Abstracts from the VECCS Conference, San Antonio, 2010
Complications from treatment of IMHA.
Immune suppression is the cornerstone of the treatment of IMHA. Commonly used medications include corticosteroids, azathioprine,
and cyclosporine. Side effects can occur because of the medication used or could be from the immune suppression itself. To
date there is little data on the incidence of side effects in dogs treated for IMHA. Researchers from Michigan State University
carried out a retrospective study to assess the incidence of complications. A total of 57 dogs were included (had to have
had IMHA and survived for 1 month) seen between 2004 and 2007. A total of 94% of dogs experienced complications. GI side effects
were seen in 51% of patients and included 23% with vomiting, 35% with diarrhea, 12% with hematochezia, and 11% with anorexia.
Pancreatitis was suspected in 9% of the dogs. Urinary problems were seen in 49% of patients (28% PU/PD, 26% UTI, 14% inappropriate
urination). Dermatologic problems were seen in almost half the dogs as well (alopecia, dry skin, fungal infections, abscess,
ear infections, demodex). Some of these are probably directly attributable to the medications (corticosteroids causing skin
issues and PU/PD), others such as the GI signs may also be from the primary disorder or stress of hospitalization. Overall
complications are common, though few seem to be severe in nature with the exception of pancreatitis.
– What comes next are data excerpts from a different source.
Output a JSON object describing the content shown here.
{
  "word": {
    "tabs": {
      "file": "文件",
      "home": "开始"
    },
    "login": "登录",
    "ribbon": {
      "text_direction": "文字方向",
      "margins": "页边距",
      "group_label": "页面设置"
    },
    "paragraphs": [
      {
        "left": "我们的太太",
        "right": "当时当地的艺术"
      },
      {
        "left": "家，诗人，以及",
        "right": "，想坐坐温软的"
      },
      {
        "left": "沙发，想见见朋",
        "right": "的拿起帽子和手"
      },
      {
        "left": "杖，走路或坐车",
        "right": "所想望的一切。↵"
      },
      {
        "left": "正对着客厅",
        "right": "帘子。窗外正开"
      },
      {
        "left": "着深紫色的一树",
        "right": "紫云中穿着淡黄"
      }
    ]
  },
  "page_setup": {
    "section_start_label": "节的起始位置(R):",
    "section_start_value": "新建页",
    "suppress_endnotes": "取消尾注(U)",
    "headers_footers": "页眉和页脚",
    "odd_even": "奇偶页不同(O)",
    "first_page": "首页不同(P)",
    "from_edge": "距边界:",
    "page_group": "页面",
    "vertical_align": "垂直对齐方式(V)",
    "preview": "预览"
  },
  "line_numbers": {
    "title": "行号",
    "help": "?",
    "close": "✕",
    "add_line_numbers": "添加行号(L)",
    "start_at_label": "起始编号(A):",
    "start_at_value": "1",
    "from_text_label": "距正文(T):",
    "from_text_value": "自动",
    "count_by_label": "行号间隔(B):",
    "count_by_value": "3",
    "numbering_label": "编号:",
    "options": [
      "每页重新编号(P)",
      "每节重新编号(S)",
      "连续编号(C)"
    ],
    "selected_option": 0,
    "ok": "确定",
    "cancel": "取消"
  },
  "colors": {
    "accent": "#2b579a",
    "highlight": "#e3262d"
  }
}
Backstrom MM, Jutkowitz JA, et al. Complications associated with long-term immunosuppressive therapy in dog with immune-mediated
hemolytic anemia. JVECCS, volume 20, supplement 1, page A8.
Annual ACVIM Forum, Montreal
Hypertension in hyperthyroid cats
The exact incidence of hypertension in hyperthyroid cats is unknown to date. Certainly some cats with hyperthyroidism do appear
to develop clinically significant hypertension. This study from the UK looked at 324 cats presented to a first opinion practice
(21 were excluded since they were being treated for hyptension). Hypertension was considered a BP greater than 170 mmHg (using
Doppler) if repeatable or if appropriate ocular signs were present. Of the 303 cats tested 12.9% were diagnosed with hypertension.
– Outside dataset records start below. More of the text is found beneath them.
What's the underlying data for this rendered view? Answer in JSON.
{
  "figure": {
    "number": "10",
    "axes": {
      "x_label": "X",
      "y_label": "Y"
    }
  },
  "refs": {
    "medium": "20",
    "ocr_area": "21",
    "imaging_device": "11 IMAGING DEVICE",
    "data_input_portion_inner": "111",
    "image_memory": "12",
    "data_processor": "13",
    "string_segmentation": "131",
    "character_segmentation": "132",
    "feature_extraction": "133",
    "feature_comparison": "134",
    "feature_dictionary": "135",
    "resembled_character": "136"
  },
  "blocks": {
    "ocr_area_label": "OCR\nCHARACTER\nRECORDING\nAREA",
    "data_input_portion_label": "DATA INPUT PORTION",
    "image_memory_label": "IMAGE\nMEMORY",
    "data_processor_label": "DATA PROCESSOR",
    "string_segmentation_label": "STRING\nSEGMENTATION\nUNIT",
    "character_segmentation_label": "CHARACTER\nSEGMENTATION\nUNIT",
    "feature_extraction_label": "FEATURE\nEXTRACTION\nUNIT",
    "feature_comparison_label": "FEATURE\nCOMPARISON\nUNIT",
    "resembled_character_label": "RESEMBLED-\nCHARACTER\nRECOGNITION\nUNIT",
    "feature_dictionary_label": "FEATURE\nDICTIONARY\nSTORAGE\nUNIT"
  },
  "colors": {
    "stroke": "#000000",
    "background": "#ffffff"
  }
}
Interestingly over 22% became hypertensive after their hyperthyroidism was treated (between 3 and 9 months after starting
therapy). Renal status was not associated with the risk of hypertension. This study does suggest that blood pressure should
be checked when hyperthyroidism is diagnosed and routinely during treatment.
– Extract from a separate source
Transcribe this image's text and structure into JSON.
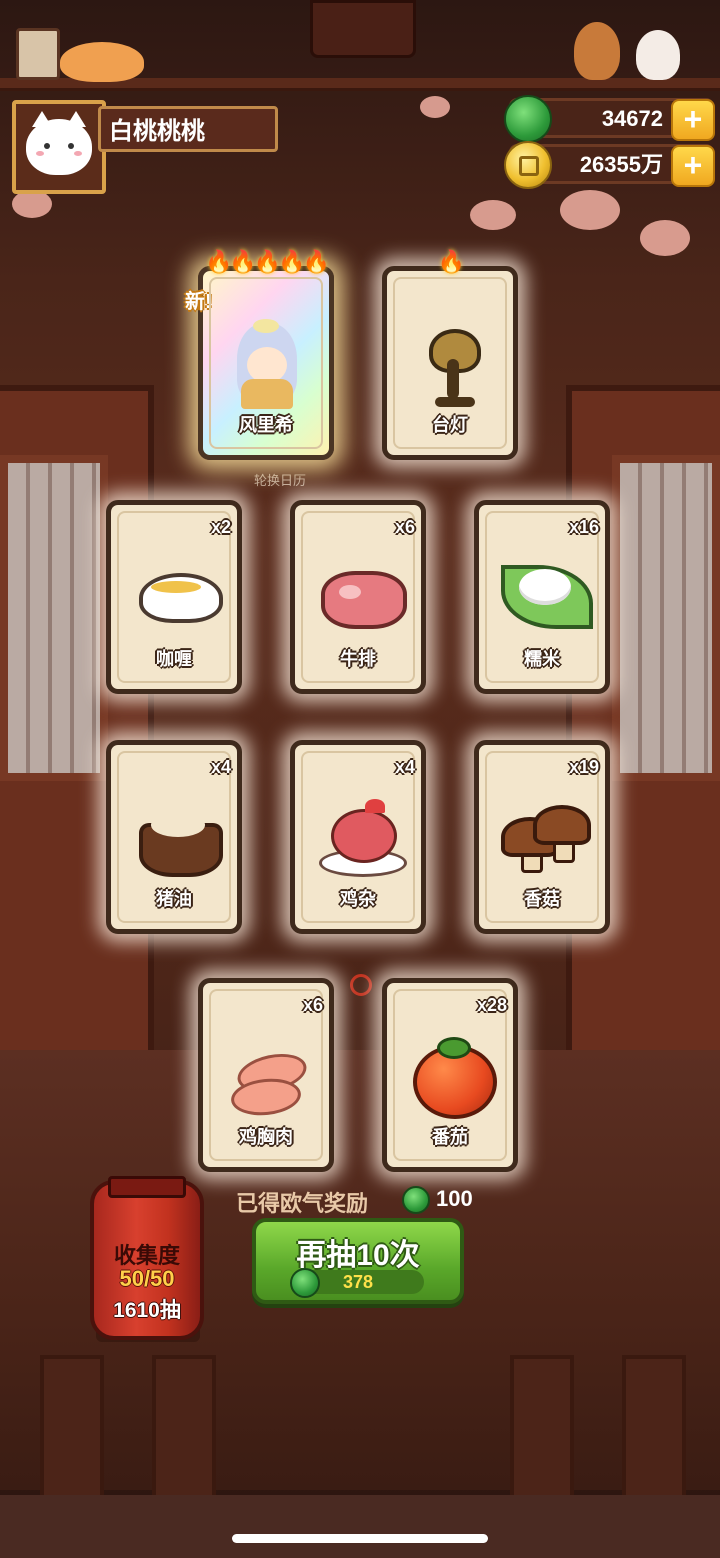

Morrow LD et al. Hypertension in hyperthyroid cats; prevalence, incidence and predictors of its development. JVIM 23; 699:
Annual ACVIM Forum San Antonio
Pimobendan and therapy of pulmonary hypertension
Pimobendan has shown some benefit in treating pulmonary hypertension (PHT) in humans. PHT is a difficult disease to treat
and prognosis is usually poor in dogs. The use of sildenafil has been investigated for the treatment of PHT and may be of
benefit. This study involved 10 dogs diagnosed with PHT. These dogs showed clinical signs such as cough, right sided heart
failure or syncope. The patients were followed for 91 days with echocardiography and quality of life scores. The patients
were given either pimobendan or a placebo for 14 days after which they were switched to the other treatment. After this all
dogs received pimobendan for 8 weeks. Pimobendan significantly decreased echo parameters of PHT in the short term. Quality
of life also improved. Unfortunately only the effect on echo parameters was maintained at 90 days, quality of life was not
changed. This may be from the small number of dogs or more likely that PHT is a progressive disease with poor prognosis.
Certainly pimobendan is a viable option for treating PHT in dogs though the prognosis still remains poor though a short-term
positive effect can be expected.
Atkinson KJ et al. Evaluation of pimobendan for the therapy of canine pulmonary hypertension. JVIM 22; 761-2: 2008.
Multi Drug Resistant E. coli following enrofloxacin therapy
There is always concern that antibiotic administration can lead to resistant bacteria. Multidrug resistant bacteria (MDR)
are of great concern to the patient, owner and clinic. In this study groups of 8 dogs were given either enrofloxacin, amoxicillin
or no antibiotic. Dogs were studied for at least 7 days or up to 21 days. The medications were stopped once resistance developed
(> 75% of CFU resistant). The dogs were then followed for up to 4 weeks or when < 25% of the CFU were resistant. None of the
dogs had any resistance at the beginning. Resistance to amoxicillin developed in the amoxicillin and enrofloxacin treated
groups. Enrofloxacin resistance was only encountered in those dogs treated with enrofloxoacin (half the dogs). All isolates
that developed enrofloxacin resistance were all also MDR. Amoxicillin resistance disappeared rapidly, whereas enrofloxacin
resistance was more persistent.
Debavalya N, Boothe DM, Hathcock T. Multidrug resistance in fecal Escherichia coli following routine enrofloxacin but not
amoxicillin therapy in dogs. JVIM 22; 786: 2008.